MathCLUE "National High School Mathematics Competition" is introduced: an in-depth assessment of competition-level mathematical reasoning ability in large models. The assessment system covers a number of representative dimensions of high school mathematics, including geometry, algebra and probability statistics.
🔥 Measurement model: DeepSeek-R1 (accessed at chat.deepseek.com)
DeepSeek-R1 Evaluation and Analysis
🔍 DeepSeek-R1 Tops MathCLUE's National High School Math Contest List
DeepSeek-R1 topped the national high school math competition evaluation list with an excellent score of 87.31 points, significantly ahead of the world's top model o1 nearly 10 points, compared to DeepSeek-R1-Lite-Preview to improve 26.12 points, its overall score increased substantially, mathematical reasoning and problem solving ability to reach a new height.

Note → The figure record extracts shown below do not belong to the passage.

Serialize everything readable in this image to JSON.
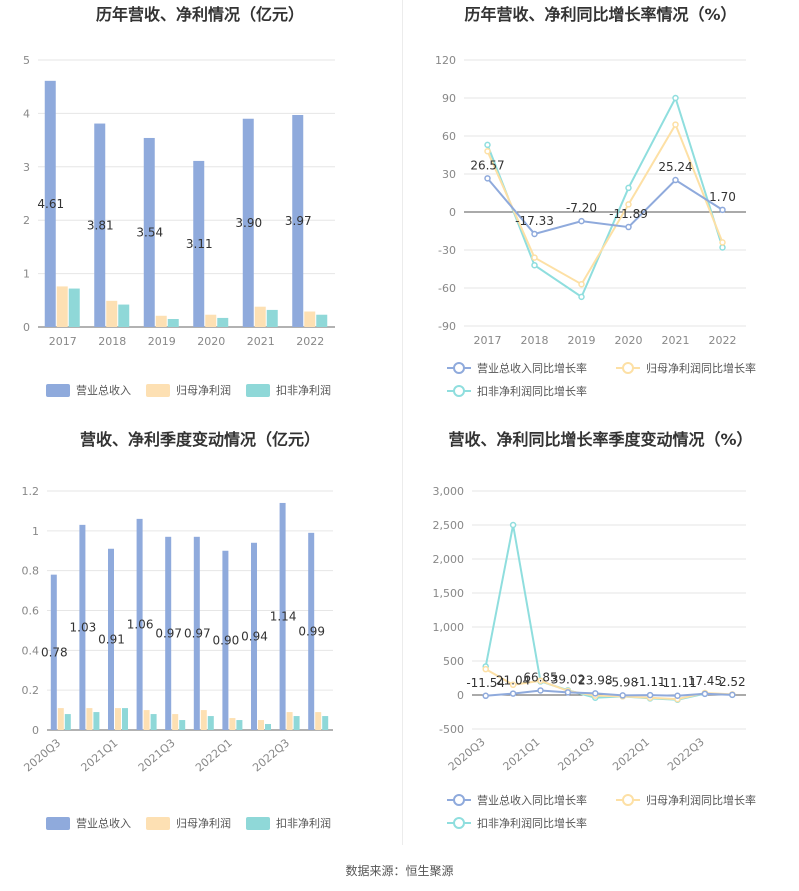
{
  "footer": "数据来源：恒生聚源",
  "colors": {
    "revenue": "#8faadc",
    "parent_profit": "#fde0b3",
    "deducted_profit": "#8fd8d8",
    "revenue_line": "#8faadc",
    "parent_line": "#fde0a5",
    "deducted_line": "#8fdede"
  },
  "chart_data": [
    {
      "type": "bar",
      "title": "历年营收、净利情况（亿元）",
      "categories": [
        "2017",
        "2018",
        "2019",
        "2020",
        "2021",
        "2022"
      ],
      "ylim": [
        0,
        5
      ],
      "yticks": [
        "0",
        "1",
        "2",
        "3",
        "4",
        "5"
      ],
      "series": [
        {
          "name": "营业总收入",
          "values": [
            4.61,
            3.81,
            3.54,
            3.11,
            3.9,
            3.97
          ],
          "labels": [
            "4.61",
            "3.81",
            "3.54",
            "3.11",
            "3.90",
            "3.97"
          ]
        },
        {
          "name": "归母净利润",
          "values": [
            0.76,
            0.49,
            0.21,
            0.23,
            0.38,
            0.29
          ]
        },
        {
          "name": "扣非净利润",
          "values": [
            0.72,
            0.42,
            0.15,
            0.17,
            0.32,
            0.23
          ]
        }
      ],
      "legend": "bottom"
    },
    {
      "type": "line",
      "title": "历年营收、净利同比增长率情况（%）",
      "categories": [
        "2017",
        "2018",
        "2019",
        "2020",
        "2021",
        "2022"
      ],
      "ylim": [
        -90,
        120
      ],
      "yticks": [
        "120",
        "90",
        "60",
        "30",
        "0",
        "-30",
        "-60",
        "-90"
      ],
      "series": [
        {
          "name": "营业总收入同比增长率",
          "values": [
            26.57,
            -17.33,
            -7.2,
            -11.89,
            25.24,
            1.7
          ],
          "labels": [
            "26.57",
            "-17.33",
            "-7.20",
            "-11.89",
            "25.24",
            "1.70"
          ]
        },
        {
          "name": "归母净利润同比增长率",
          "values": [
            48,
            -36,
            -57,
            6,
            69,
            -24
          ]
        },
        {
          "name": "扣非净利润同比增长率",
          "values": [
            53,
            -42,
            -67,
            19,
            90,
            -28
          ]
        }
      ],
      "legend": "bottom"
    },
    {
      "type": "bar",
      "title": "营收、净利季度变动情况（亿元）",
      "categories": [
        "2020Q3",
        "2020Q4",
        "2021Q1",
        "2021Q2",
        "2021Q3",
        "2021Q4",
        "2022Q1",
        "2022Q2",
        "2022Q3",
        "2022Q4"
      ],
      "xtick_labels": [
        "2020Q3",
        "2021Q1",
        "2021Q3",
        "2022Q1",
        "2022Q3"
      ],
      "ylim": [
        0,
        1.2
      ],
      "yticks": [
        "0",
        "0.2",
        "0.4",
        "0.6",
        "0.8",
        "1",
        "1.2"
      ],
      "series": [
        {
          "name": "营业总收入",
          "values": [
            0.78,
            1.03,
            0.91,
            1.06,
            0.97,
            0.97,
            0.9,
            0.94,
            1.14,
            0.99
          ],
          "labels": [
            "0.78",
            "1.03",
            "0.91",
            "1.06",
            "0.97",
            "0.97",
            "0.90",
            "0.94",
            "1.14",
            "0.99"
          ]
        },
        {
          "name": "归母净利润",
          "values": [
            0.11,
            0.11,
            0.11,
            0.1,
            0.08,
            0.1,
            0.06,
            0.05,
            0.09,
            0.09
          ]
        },
        {
          "name": "扣非净利润",
          "values": [
            0.08,
            0.09,
            0.11,
            0.08,
            0.05,
            0.07,
            0.05,
            0.03,
            0.07,
            0.07
          ]
        }
      ],
      "legend": "bottom"
    },
    {
      "type": "line",
      "title": "营收、净利同比增长率季度变动情况（%）",
      "categories": [
        "2020Q3",
        "2020Q4",
        "2021Q1",
        "2021Q2",
        "2021Q3",
        "2021Q4",
        "2022Q1",
        "2022Q2",
        "2022Q3",
        "2022Q4"
      ],
      "xtick_labels": [
        "2020Q3",
        "2021Q1",
        "2021Q3",
        "2022Q1",
        "2022Q3"
      ],
      "ylim": [
        -500,
        3000
      ],
      "yticks": [
        "3,000",
        "2,500",
        "2,000",
        "1,500",
        "1,000",
        "500",
        "0",
        "-500"
      ],
      "series": [
        {
          "name": "营业总收入同比增长率",
          "values": [
            -11.54,
            21.04,
            66.85,
            39.02,
            23.98,
            -5.98,
            -1.11,
            -11.11,
            17.45,
            2.52
          ],
          "labels": [
            "-11.54",
            "21.04",
            "66.85",
            "39.02",
            "23.98",
            "-5.98",
            "-1.11",
            "-11.11",
            "17.45",
            "2.52"
          ]
        },
        {
          "name": "归母净利润同比增长率",
          "values": [
            380,
            150,
            210,
            60,
            -10,
            -20,
            -40,
            -60,
            30,
            10
          ]
        },
        {
          "name": "扣非净利润同比增长率",
          "values": [
            420,
            2500,
            200,
            70,
            -40,
            -20,
            -50,
            -70,
            20,
            5
          ]
        }
      ],
      "legend": "bottom"
    }
  ]
}
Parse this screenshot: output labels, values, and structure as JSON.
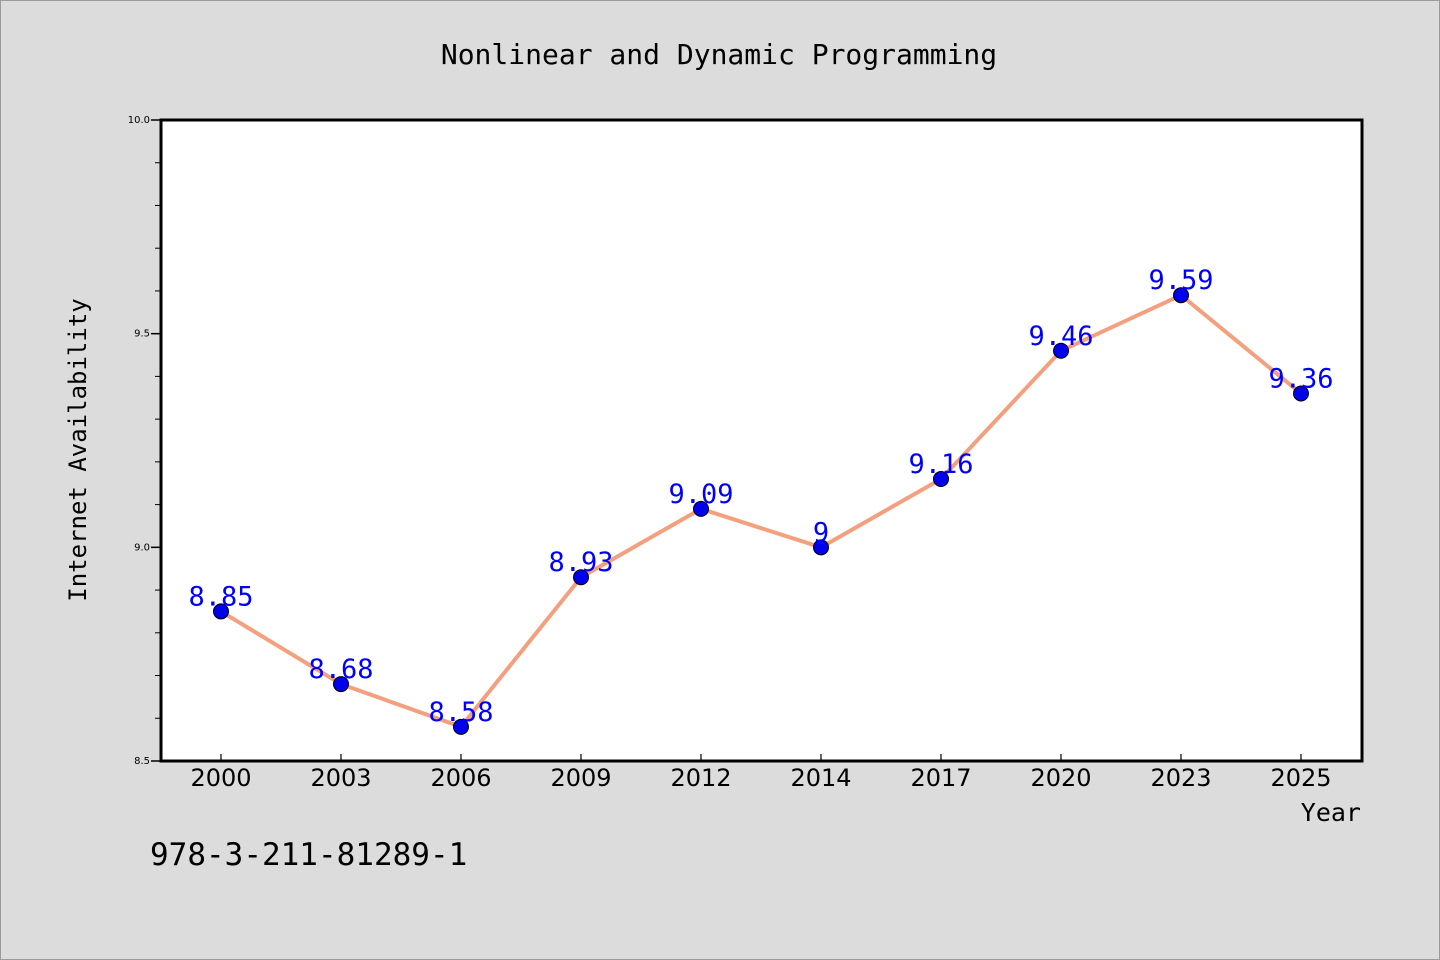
{
  "chart_data": {
    "type": "line",
    "title": "Nonlinear and Dynamic Programming",
    "xlabel": "Year",
    "ylabel": "Internet Availability",
    "categories": [
      "2000",
      "2003",
      "2006",
      "2009",
      "2012",
      "2014",
      "2017",
      "2020",
      "2023",
      "2025"
    ],
    "values": [
      8.85,
      8.68,
      8.58,
      8.93,
      9.09,
      9.0,
      9.16,
      9.46,
      9.59,
      9.36
    ],
    "data_labels": [
      "8.85",
      "8.68",
      "8.58",
      "8.93",
      "9.09",
      "9",
      "9.16",
      "9.46",
      "9.59",
      "9.36"
    ],
    "ylim": [
      8.5,
      10.0
    ],
    "yticks": [
      8.5,
      9.0,
      9.5,
      10.0
    ],
    "ytick_labels": [
      "8.5",
      "9.0",
      "9.5",
      "10.0"
    ],
    "grid": false,
    "line_color": "#f4a07f",
    "marker_color": "#0000ee",
    "label_color": "#0000ff",
    "background_color": "#dcdcdc",
    "plot_background_color": "#ffffff"
  },
  "footer": {
    "isbn": "978-3-211-81289-1"
  }
}
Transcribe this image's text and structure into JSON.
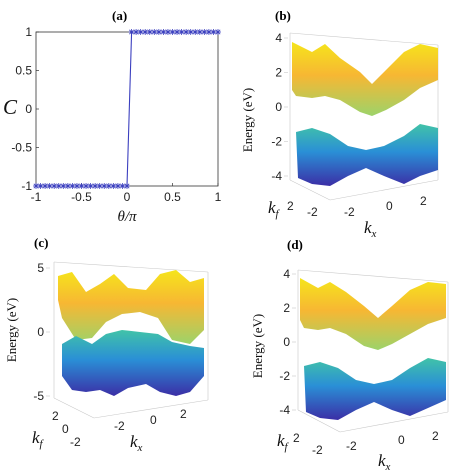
{
  "chart_data": [
    {
      "panel": "(a)",
      "type": "line",
      "ylabel": "C",
      "xlabel": "θ/π",
      "xlim": [
        -1,
        1
      ],
      "ylim": [
        -1,
        1
      ],
      "xticks": [
        "-1",
        "-0.5",
        "0",
        "0.5",
        "1"
      ],
      "yticks": [
        "-1",
        "-0.5",
        "0",
        "0.5",
        "1"
      ],
      "series": [
        {
          "marker": "star",
          "color": "#3b3fbf",
          "x": [
            -1,
            -0.95,
            -0.9,
            -0.85,
            -0.8,
            -0.75,
            -0.7,
            -0.65,
            -0.6,
            -0.55,
            -0.5,
            -0.45,
            -0.4,
            -0.35,
            -0.3,
            -0.25,
            -0.2,
            -0.15,
            -0.1,
            -0.05,
            0,
            0.05,
            0.1,
            0.15,
            0.2,
            0.25,
            0.3,
            0.35,
            0.4,
            0.45,
            0.5,
            0.55,
            0.6,
            0.65,
            0.7,
            0.75,
            0.8,
            0.85,
            0.9,
            0.95,
            1
          ],
          "values": [
            -1,
            -1,
            -1,
            -1,
            -1,
            -1,
            -1,
            -1,
            -1,
            -1,
            -1,
            -1,
            -1,
            -1,
            -1,
            -1,
            -1,
            -1,
            -1,
            -1,
            -1,
            1,
            1,
            1,
            1,
            1,
            1,
            1,
            1,
            1,
            1,
            1,
            1,
            1,
            1,
            1,
            1,
            1,
            1,
            1,
            1
          ]
        }
      ]
    },
    {
      "panel": "(b)",
      "type": "surface",
      "ylabel": "Energy (eV)",
      "xlabel": "k_x",
      "zlabel": "k_f",
      "zticks": [
        "4",
        "2",
        "0",
        "-2",
        "-4"
      ],
      "kx_ticks": [
        "-2",
        "0",
        "2"
      ],
      "kf_ticks": [
        "2",
        "-2"
      ]
    },
    {
      "panel": "(c)",
      "type": "surface",
      "ylabel": "Energy (eV)",
      "xlabel": "k_x",
      "zlabel": "k_f",
      "zticks": [
        "5",
        "0",
        "-5"
      ],
      "kx_ticks": [
        "-2",
        "0",
        "2"
      ],
      "kf_ticks": [
        "2",
        "0",
        "-2"
      ]
    },
    {
      "panel": "(d)",
      "type": "surface",
      "ylabel": "Energy (eV)",
      "xlabel": "k_x",
      "zlabel": "k_f",
      "zticks": [
        "4",
        "2",
        "0",
        "-2",
        "-4"
      ],
      "kx_ticks": [
        "-2",
        "0",
        "2"
      ],
      "kf_ticks": [
        "2",
        "-2"
      ]
    }
  ],
  "colors": {
    "upper_top": "#f5e51b",
    "upper_mid": "#f7b733",
    "upper_low": "#9cd36a",
    "lower_top": "#41c3a8",
    "lower_mid": "#2a8fd6",
    "lower_low": "#3b2ea6",
    "line": "#3b3fbf"
  }
}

Meanwhile, the results of Qwen2.5-Max "National High School Math Contest" are out! Failed to meet expectations, with reasons
🔥 Assessment model: Qwen2.5-Max
Call the official API version name: qwen-max-2025-01-25
Qwen2.5-Max Evaluation and Analysis
🔍Qwen2.5-Max still has some room for improvement on the MathCLUE list
Qwen2.5-Max scored 33.58 points and ranked 9th in the National High School Mathematics Competition, ahead of famous overseas models. Claude 3.5 Sonnet (20241022) 15.67 points, but still has some room for improvement (with a gap of more than 30 points) compared to the headline big models at home and abroad.
For the performance of this model, we analyzed its wrong questions in depth. It is found that the model omits the solution process and gives wrong answers directly on some puzzles, and this assessment is only based on the final answers, which may be the main reason for its low score.
Reviews
MathCLUE National High School Math Competition Review Set. Covers questions from the 2024 National High School Mathematics Competition and develops a rigorous assessment of the Big Model.
Methodology
The method of determining whether the final answer in the response matches the reference answer for the macromodel's response on the assessment task to confirm the macromodel's rate of correctness (correct or incorrect) on a question achieves complete objectivity in assessment.